Reddito di Cittadinanza, torna nei discorsi del Ministro dell’Istruzione e del Merito Giuseppe Valditara che in una intervista al quotidiano Libero si dice preoccupato del futuro di coloro che nel 2023 perderanno il sussidio perchè molti non hanno neppure il diploma.
“Ben 140mila percettori del sussidio sotto i 30 anni hanno la licenza media, alcuni hanno fatto solo le elementari o niente. Bisogna riportarli in classe”, sottolinea Valditara che vorrebbe puntare a reinserire nel mercato del lavoro i prossimi “ex percettori RdC” attraverso formazione e istruzione.
Quanto alla valorizzazione del merito dello studente, chiarisce che questo può essere un obiettivo da perseguire “costruendo i percorsi formativi il più possibile ritagliati sul singolo, facendo emergere le abilità di ciascuno, anche introducendo docenti tutor che seguano chi ha più problemi ma pure chi va più veloce e magari in classe si annoia. Importante è che la scuola sappia orientare lo studente a fare le scelte formative giuste”.
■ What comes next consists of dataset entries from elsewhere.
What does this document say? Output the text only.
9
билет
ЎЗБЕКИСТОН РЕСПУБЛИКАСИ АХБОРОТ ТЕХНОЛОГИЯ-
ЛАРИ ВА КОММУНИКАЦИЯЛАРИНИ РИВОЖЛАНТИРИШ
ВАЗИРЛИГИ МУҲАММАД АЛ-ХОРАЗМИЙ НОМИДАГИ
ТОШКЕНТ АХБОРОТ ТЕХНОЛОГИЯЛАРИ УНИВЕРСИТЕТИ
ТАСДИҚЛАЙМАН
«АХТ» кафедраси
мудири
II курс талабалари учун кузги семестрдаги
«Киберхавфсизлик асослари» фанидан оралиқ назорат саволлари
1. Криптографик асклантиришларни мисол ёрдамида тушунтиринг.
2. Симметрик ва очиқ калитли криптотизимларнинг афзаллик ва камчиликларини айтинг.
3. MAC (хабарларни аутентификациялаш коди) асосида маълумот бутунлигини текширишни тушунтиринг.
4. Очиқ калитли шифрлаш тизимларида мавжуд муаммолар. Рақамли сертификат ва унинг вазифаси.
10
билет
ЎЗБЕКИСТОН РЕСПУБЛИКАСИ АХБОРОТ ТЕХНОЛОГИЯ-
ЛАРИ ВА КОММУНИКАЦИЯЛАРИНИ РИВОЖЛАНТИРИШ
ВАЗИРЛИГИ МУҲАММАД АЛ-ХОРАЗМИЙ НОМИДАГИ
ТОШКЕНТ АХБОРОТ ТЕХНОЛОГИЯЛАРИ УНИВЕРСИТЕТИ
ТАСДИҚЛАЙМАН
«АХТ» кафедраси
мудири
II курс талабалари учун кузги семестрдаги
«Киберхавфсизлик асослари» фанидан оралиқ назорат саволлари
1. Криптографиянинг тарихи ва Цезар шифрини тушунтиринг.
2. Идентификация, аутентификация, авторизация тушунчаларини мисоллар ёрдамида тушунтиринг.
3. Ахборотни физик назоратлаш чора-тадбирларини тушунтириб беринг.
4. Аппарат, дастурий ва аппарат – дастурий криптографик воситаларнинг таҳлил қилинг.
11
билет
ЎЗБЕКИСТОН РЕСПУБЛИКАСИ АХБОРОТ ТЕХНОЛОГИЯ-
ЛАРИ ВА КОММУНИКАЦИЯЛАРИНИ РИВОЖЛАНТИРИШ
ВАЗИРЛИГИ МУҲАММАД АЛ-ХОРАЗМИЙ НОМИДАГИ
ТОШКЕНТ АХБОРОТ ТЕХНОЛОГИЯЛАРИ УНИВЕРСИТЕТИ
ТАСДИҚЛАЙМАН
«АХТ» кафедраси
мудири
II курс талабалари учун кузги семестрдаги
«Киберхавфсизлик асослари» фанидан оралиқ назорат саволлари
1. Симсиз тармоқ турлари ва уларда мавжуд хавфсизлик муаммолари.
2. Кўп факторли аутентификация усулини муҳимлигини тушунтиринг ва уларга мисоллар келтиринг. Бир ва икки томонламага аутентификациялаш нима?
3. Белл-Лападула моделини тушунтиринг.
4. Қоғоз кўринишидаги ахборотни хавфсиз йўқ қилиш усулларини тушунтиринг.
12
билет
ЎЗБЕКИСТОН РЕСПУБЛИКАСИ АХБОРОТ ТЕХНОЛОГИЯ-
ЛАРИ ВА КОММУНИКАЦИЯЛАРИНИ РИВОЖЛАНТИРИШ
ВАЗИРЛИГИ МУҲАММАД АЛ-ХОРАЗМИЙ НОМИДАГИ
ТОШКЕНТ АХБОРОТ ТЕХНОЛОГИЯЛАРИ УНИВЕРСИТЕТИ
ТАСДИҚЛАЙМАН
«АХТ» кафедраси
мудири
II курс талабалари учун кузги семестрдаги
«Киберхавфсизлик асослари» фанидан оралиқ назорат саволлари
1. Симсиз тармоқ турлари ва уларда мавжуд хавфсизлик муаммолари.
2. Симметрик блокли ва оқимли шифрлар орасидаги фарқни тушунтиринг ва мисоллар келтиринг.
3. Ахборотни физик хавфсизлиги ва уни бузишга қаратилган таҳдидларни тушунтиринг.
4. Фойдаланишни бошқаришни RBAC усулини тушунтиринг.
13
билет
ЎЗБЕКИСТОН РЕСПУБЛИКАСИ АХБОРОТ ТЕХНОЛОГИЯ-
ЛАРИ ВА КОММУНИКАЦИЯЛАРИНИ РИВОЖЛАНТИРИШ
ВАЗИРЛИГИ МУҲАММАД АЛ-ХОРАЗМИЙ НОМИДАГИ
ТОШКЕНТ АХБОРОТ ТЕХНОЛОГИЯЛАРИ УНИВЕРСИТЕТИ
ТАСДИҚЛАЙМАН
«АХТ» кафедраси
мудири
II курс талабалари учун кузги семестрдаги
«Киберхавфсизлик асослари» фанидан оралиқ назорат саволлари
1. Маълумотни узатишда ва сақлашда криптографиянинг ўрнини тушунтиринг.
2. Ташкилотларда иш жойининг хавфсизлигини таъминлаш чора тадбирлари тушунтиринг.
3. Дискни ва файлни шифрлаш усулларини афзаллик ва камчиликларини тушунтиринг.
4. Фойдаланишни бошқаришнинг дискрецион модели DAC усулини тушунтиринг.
Sui percorsi scolastici prescelti dagli studenti il Ministro fa notare che la Scuola “è ritornata classista, io la voglio aperta e mobile. Oggi il 58% dei ragazzi italiani va al liceo, mentre in Svizzera e Germania ben l’80% dei ragazzi fa apprendistato o frequenta scuole tecniche e professionali. Noi abbiamo svalutato la formazione tecnica, ritenendola di seconda categoria, quando invece è il pilastro del sistema produttivo. Bisogna farla diventare un canale formativo di serie A, costruendo una filiera unica che vada dalla formazione fino all’istruzione tecnica superiore, parallela all’università e che renda anche questo tipo di insegnamento di alto livello”.
“Faremo – conclude il Ministro – un’importante riforma della scuola tecnico-professionale. In Italia ci sono un milione e 200mila posti di lavoro, che non vengono occupati per mancanza di competenze tecniche. Il 46% delle aziende non trova qualifiche adeguate. Le imprese vanno coinvolte e, laddove siano necessarie qualifiche specifiche, le scuole devono poter assumere docenti tratti dalle imprese. Mi ispiro al modello scolastico mitteleuropeo, tedesco, in particolare”.